‘Rigenerazioni sociali ed economie alternative. Marinaleda, il paese dove l’utopia è realtà’ di Veronica Palmeri

‘Rigenerazioni sociali ed economie alternative. Marinaleda, il paese dove l’utopia è realtà’
di Veronica Palmeri

 

 

Rigenerazioni sociali ed economie alternative.
Marinaleda, il paese dove l’utopia è realtà

Dentro l’Europa sfiancata dalla crisi economica, c’è un paese senza un corpo di polizia, in cui la disoccupazione non esiste, non ci sono mutui da pagare, e i politici non guadagnano un euro. Spinti dalla curiosità di carpire il segreto di quello che, a prima vista, parrebbe essere il paese dei balocchi, stando ben attenti a tener fuori facili idealismi e false speranze, vi accompagniamo in un viaggio alla scoperta di una società alternativa al capitalismo, dove il tempo pare essersi fermato, la crisi non esiste e il progresso non ha un futuro.
A poco più di 100 km da Siviglia, nel pieno dell’Andalusia, sorge una piccola comunità rurale di circa 2800 abitanti.
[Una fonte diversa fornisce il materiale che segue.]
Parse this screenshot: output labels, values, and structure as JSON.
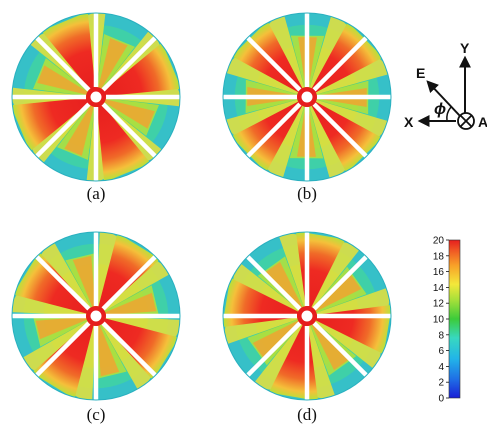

Si chiama Marinaleda, ed è un paese mediterraneo circondato da campi e uliveti, così come ne esistono a migliaia in tutta Europa. La sua particolarità è che registra un tasso di disoccupazione pari allo 0%, contro il 23,67% della Spagna, e sulla bandiera tricolore riporta uno stemma con la scritta: “Marinaleda: una utopia verso la pace”.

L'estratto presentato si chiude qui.